Fig. 5. Model for InlC-mediated cell-cell spread of Listeria

(a) InlC controls protrusion formation by altering the morphology of apical junctions in polarized epithelial cells. Left panel: Uninfected host cells or cells infected with the ΔinlC mutant of Listeria exhibit linear apical junctions. Junction linearity is likely due to cortical tension, which inhibits the ability of motile bacteria to deform the plasma membrane into protrusions.
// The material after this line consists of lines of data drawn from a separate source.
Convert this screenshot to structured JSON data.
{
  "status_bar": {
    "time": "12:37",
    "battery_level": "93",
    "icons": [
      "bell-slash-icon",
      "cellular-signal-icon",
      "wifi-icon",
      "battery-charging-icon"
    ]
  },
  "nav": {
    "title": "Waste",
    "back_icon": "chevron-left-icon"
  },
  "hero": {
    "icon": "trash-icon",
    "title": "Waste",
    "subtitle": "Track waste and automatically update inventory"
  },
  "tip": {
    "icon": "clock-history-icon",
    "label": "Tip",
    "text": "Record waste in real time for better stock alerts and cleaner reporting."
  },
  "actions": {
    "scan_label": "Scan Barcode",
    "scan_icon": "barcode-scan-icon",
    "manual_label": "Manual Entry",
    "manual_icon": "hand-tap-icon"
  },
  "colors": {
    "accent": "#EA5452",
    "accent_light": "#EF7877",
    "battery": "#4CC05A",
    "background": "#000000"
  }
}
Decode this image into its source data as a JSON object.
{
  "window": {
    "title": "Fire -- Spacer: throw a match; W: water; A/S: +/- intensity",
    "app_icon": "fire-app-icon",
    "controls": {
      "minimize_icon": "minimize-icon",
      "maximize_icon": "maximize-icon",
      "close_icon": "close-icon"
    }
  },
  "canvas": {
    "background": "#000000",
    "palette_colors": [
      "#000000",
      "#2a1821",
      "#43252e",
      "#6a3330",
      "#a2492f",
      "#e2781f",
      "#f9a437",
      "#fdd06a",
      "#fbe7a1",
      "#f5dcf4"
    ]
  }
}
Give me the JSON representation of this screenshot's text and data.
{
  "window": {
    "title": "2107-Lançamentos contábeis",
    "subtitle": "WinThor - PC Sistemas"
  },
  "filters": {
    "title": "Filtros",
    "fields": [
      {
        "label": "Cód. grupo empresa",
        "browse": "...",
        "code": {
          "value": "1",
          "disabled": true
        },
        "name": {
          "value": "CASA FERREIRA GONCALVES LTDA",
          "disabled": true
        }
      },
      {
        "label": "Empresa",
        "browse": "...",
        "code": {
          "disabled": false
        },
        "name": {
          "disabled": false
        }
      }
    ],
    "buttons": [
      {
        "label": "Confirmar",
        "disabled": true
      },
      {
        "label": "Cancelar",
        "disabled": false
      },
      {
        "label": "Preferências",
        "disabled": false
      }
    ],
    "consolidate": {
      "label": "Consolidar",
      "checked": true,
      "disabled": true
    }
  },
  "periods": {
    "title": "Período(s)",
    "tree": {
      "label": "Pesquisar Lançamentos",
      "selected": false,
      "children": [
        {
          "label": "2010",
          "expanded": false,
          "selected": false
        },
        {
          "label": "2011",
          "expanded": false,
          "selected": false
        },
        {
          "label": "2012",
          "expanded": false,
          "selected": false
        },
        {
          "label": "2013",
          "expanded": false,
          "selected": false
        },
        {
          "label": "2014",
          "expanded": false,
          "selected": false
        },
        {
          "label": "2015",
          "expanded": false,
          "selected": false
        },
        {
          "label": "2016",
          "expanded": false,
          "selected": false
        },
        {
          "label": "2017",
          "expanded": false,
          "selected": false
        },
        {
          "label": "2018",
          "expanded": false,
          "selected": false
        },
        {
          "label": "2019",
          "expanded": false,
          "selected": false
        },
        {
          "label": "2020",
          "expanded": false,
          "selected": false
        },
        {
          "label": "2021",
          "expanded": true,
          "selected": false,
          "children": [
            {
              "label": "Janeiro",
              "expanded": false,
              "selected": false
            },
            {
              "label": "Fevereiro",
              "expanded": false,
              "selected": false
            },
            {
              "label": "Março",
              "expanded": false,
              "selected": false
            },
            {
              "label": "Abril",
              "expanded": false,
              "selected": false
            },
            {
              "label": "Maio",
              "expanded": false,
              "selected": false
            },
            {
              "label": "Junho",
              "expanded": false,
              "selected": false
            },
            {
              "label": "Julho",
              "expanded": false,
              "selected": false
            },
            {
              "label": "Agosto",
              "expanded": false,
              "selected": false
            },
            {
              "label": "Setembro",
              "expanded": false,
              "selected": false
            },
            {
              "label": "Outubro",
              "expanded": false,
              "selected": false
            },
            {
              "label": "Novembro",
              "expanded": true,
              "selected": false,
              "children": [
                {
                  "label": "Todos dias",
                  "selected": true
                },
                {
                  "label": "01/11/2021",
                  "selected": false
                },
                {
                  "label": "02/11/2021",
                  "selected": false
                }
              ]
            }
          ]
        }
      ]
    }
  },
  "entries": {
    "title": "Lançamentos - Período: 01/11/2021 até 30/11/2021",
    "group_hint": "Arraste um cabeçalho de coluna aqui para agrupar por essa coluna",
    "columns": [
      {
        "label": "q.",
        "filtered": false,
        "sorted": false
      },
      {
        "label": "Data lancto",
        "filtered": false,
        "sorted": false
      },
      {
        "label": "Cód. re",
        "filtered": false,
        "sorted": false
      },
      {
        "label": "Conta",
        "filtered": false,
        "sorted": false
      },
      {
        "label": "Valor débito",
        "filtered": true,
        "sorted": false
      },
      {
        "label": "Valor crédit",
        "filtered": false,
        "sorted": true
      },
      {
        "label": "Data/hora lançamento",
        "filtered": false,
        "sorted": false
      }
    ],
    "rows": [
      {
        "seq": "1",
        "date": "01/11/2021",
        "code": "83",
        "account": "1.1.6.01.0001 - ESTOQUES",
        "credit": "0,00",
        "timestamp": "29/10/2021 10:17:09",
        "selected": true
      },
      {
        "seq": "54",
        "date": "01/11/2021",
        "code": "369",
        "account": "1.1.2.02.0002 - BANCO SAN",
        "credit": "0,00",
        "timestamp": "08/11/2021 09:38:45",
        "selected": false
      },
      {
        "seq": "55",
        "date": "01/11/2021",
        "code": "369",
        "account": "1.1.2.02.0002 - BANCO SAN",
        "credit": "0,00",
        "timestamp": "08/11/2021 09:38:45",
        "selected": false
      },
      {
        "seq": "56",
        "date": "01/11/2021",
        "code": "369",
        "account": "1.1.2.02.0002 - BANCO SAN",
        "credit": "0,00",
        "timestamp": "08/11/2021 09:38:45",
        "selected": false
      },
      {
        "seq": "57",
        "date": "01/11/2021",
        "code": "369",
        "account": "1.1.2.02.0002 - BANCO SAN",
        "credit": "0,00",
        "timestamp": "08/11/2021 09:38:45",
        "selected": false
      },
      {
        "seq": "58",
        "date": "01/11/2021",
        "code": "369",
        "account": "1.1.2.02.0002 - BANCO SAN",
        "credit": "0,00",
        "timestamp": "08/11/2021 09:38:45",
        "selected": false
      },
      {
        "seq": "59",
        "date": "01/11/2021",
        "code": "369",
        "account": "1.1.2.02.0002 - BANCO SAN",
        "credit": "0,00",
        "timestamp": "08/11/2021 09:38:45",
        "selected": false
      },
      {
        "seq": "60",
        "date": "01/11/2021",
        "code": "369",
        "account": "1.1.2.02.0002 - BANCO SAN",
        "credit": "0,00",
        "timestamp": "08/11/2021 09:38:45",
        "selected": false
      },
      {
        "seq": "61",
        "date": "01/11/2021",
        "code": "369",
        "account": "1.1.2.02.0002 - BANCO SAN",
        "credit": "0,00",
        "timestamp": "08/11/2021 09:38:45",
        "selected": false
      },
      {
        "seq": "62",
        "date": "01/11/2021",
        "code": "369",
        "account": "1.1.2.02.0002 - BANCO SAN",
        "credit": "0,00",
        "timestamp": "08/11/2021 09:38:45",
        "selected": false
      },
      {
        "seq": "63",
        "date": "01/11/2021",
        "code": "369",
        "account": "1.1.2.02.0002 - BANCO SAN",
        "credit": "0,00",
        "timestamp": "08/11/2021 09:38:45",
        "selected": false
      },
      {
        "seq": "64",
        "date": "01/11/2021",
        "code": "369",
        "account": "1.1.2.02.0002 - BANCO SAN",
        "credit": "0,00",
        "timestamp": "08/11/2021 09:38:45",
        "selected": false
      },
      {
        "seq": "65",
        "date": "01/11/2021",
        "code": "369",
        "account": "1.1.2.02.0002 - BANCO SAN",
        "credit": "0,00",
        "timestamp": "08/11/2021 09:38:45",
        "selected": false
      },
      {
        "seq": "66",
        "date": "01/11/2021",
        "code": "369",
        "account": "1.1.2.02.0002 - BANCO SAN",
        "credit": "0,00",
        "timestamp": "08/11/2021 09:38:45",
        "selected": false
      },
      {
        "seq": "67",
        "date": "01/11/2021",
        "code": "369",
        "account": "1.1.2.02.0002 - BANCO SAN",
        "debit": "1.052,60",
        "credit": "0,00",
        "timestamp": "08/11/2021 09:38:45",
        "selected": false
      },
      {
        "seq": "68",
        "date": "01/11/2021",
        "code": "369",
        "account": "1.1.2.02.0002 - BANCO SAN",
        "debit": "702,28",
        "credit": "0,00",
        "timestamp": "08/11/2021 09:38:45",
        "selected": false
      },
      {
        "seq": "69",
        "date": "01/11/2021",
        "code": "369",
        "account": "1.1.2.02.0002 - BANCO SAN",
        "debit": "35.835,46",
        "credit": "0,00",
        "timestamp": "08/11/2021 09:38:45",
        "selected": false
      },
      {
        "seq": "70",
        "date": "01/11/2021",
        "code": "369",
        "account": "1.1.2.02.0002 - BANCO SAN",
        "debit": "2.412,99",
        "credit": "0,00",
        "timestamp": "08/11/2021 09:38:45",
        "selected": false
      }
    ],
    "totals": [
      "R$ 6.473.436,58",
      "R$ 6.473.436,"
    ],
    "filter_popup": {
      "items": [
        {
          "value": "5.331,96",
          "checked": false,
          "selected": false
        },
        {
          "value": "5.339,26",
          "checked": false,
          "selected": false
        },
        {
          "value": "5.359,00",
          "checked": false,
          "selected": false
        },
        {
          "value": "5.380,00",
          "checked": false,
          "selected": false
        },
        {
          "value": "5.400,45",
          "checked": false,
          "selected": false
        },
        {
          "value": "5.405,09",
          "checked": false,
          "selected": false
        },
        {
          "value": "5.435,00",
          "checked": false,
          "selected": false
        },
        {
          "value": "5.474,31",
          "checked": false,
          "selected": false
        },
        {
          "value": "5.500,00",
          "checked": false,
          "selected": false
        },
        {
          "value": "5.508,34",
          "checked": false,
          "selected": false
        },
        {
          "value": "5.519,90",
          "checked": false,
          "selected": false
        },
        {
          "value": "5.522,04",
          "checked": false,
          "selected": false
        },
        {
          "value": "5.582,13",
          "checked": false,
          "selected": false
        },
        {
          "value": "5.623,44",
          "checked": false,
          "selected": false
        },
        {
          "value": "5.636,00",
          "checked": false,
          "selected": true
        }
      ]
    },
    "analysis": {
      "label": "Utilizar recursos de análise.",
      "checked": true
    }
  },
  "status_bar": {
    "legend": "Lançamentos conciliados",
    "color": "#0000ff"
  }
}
Right panel: cells infected with wild-type Listeria. InlC causes normally taut apical junctions to become slack, most likely by attenuating cortical tension. Diminished tension allows more efficient protrusion formation by motile bacteria. (b) Putative molecular mechanism of InlC-mediated protrusion formation. Left panel: In the absence of InlC, Tuba and N-WASP form a complex in the host cell that generates cortical tension at apical junctions. Right panel, InlC alleviates Tuba- N-WASP –mediated tension by disrupting Tuba- N-WASP complexes.